Another WE scholar from Finland, Anna Mauranen, has also adopted this practice. Mauranen explains the justification for her editing practice as follows in a recent book she co-edited:

"Some of the papers in this book have been written by native speakers

of English, others not, but all have been written by expert users of

English. No policy of having the L2 authors' texts checked by native

speakers for linguistic correctness has been applied, because this was

regarded as an irrelevant practice in a book presenting international

scholarship. Whether English has been the first or an additional

language to the writers, they have been addressing an international

audience, not primarily ENL (English Native Language) communities.
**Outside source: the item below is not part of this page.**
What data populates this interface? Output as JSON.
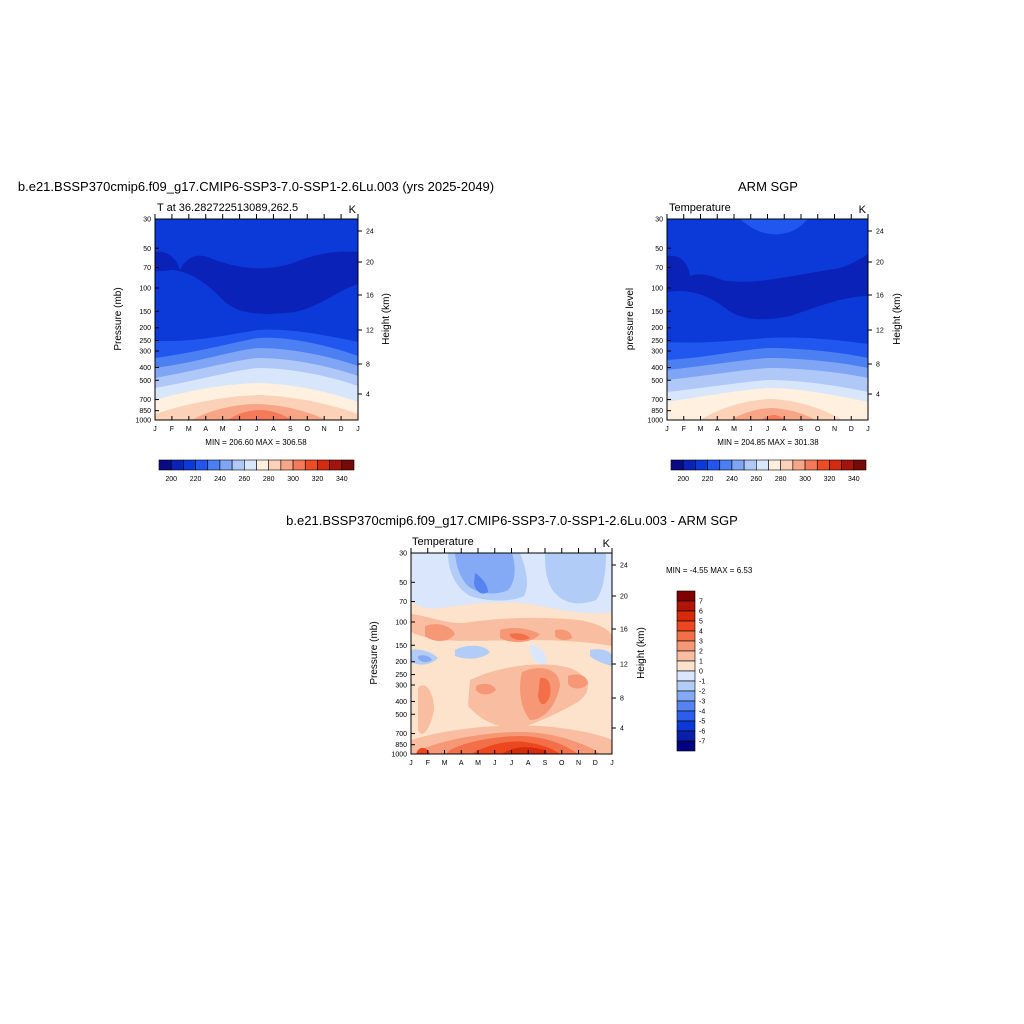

Their contributions thus reflect the kind of language use they discuss:

effective English as an international lingua franca."


Readers can check how successful this strategy is. The reference to the book is:

Mauranen, Anna, Ranta, Elina (Eds.) 2009. English as a Lingua Franca: Studies

and Findings. Cambridge Scholars Publishing, Newcastle. Mauranen has adopted this editing strategy also for a special issue of a journal she edited. The reference to that work is: Mauranen, Anna, Metsä-Ketelä, Maria (Eds.) 2006. Nordic Journal of English Studies 5 (2). Special Issue: English as a Lingua Franca.


Interestingly, in all these cases, it appears as if World Englishes scholars feel increasingly under pressure to practice what they preach!